All the elements for a successful Easter have been neatly laid out on tables inside the KIC-IT Youth Center.
Two-liter bottles of regular and pink lemonade had been arranged in rows. Packets of instant potatoes, canned vegetables and jars of jelly were ready to be packed into food baskets.
Brightly colored plastic eggs, candies, toys and other surprises were stacked next to plastic buckets.
In the days to come, all of this Easter food, drink and goodies would be wrapped up and distributed to families in need.
“Social service agencies do a really good job of covering Christmas and Thanksgiving, but I realized nobody does anything on Easter, even though it’s a big holiday celebrated by families,” said Katie Schwarz, director executive of KIC-IT. “We wanted to help people in need during the holidays.
KIC-IT, with the help of community donors, will distribute meal parcels to help feed more than 400 people across the county. Families will receive holiday staples such as a pre-cooked ham, instant potatoes, applesauce, vegetables and lemonade for a well-rounded Easter dinner.
The Easter Bunny will also help brighten up the season for kids, providing candy baskets, crackers and other goodies.
KIC-IT officials hope the distribution will serve those in need at a time of year when there is not as much aid available to fight hunger.
“When you serve families, you see the appreciation and gratitude from the adults, because they get a meal. But then you see the kids, who are excited and happy because they’re also getting something,” Schwarz said.
KIC-IT has worked within the Johnson County community for a decade to address the homelessness crisis. The organization works with other groups and organizations to support young people between the ages of 16 and 25 who are struggling to break the cycle of homelessness.
Staff provide case management to support clients and create plans to address their challenges. A drop-in center is available where people can do laundry, eat a meal, use computers, and socialize with others. Pantry and hygiene items are also available for those in need.
This will be the third year for the KIC-IT Easter distribution. Schwarz created the event in 2020, as the COVID-19 pandemic created additional tension and crisis for families across the region.
Although Easter is an important holiday for a number of Johnson County residents, Schwarz was unaware of any assistance programs for local residents at this time of year.
The first year, KIC-IT distributed about 20 meals. The distribution has grown to provide between 40 and 50 meals in 2021, as well as 75 Easter baskets.
This year, Schwarz plans to distribute more than 100 packed lunches, feeding more than 400 people, while also providing 220 packed lunches for children. Entries came from all parts of the county.
“When I look at the household income and size, who we serve in Johnson County, it’s really humbling to see the need and also the opportunity to have an impact,” she said.
To find out who needed help, KIC-IT opened registration through other social service agencies and community partners. Officials have also worked with churches and schools to provide guidance for people struggling with food insecurity.

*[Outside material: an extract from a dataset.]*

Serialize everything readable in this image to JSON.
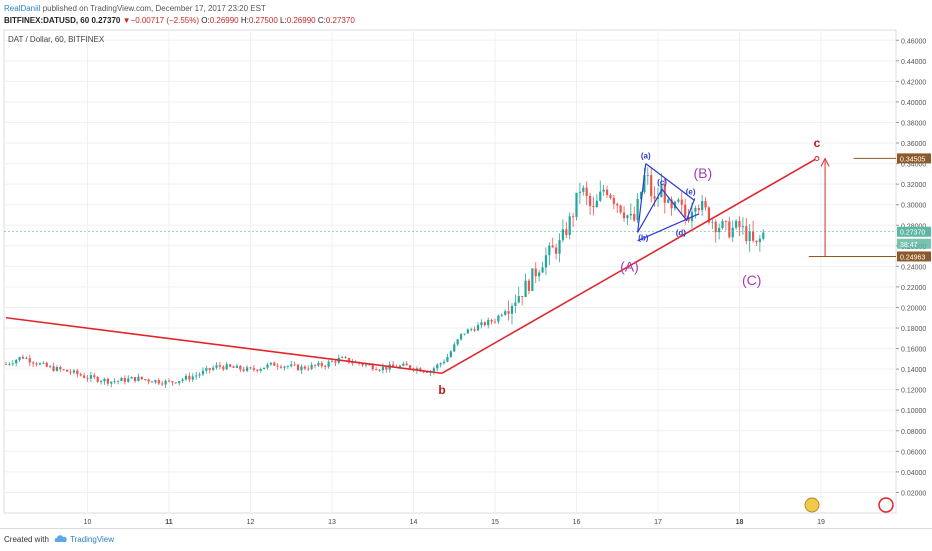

A social media link also allowed people to sign up, Schwarz said. Some of the information collected included basic contacts, where in the county they live, household size, and household income.
“So we’re able to see demographics from an agency perspective. We are able to see how many children and ages, to have age appropriate baskets. And an Easter dinner for a three-person household is very different from a nine-person household,” Schwarz said. “We wanted to be prepared for the families we serve.”
Meals are the main components of the baskets, and each package contains items that can be easily prepared, even if families only have a microwave.
People get pre-cooked ham, mashed potatoes with just water, applesauce, prepackaged cookies, easy-to-cook vegetables, butter or apple jelly, and a drink.
KIC-IT also collects plastic eggs, candy, coloring books, crayons, and other items that would go in a child’s Easter basket.
“Kids love Easter baskets, and it’s a financial hardship for families who might struggle,” Schwarz said. “There are free Easter egg hunts and things like that, but it’s not quite the same as getting a basket.”
While the cast provides immediate relief to local families, Schwarz also sees a chance to provide additional support in the future.
“Most of the people we’re going to serve aren’t familiar with KIC-IT or all of the programs we offer. It’s exciting for us to reach new people,” she said.
Over the next few days, an army of volunteers, from students at Franklin Community High School to area churches to businesses such as Horizon Bank and Amazon, will fill baskets and help with distribution.
KIC-IT will collect items from their Easter grocery list from 9 a.m. to 4 p.m. Friday at their youth center. The more donations, the more people will be helped over the holiday season, Schwarz said.
“I don’t know of any other social service that organizes meal-style meals around Easter, so just being able to meet this need in the community is a blessing,” she said.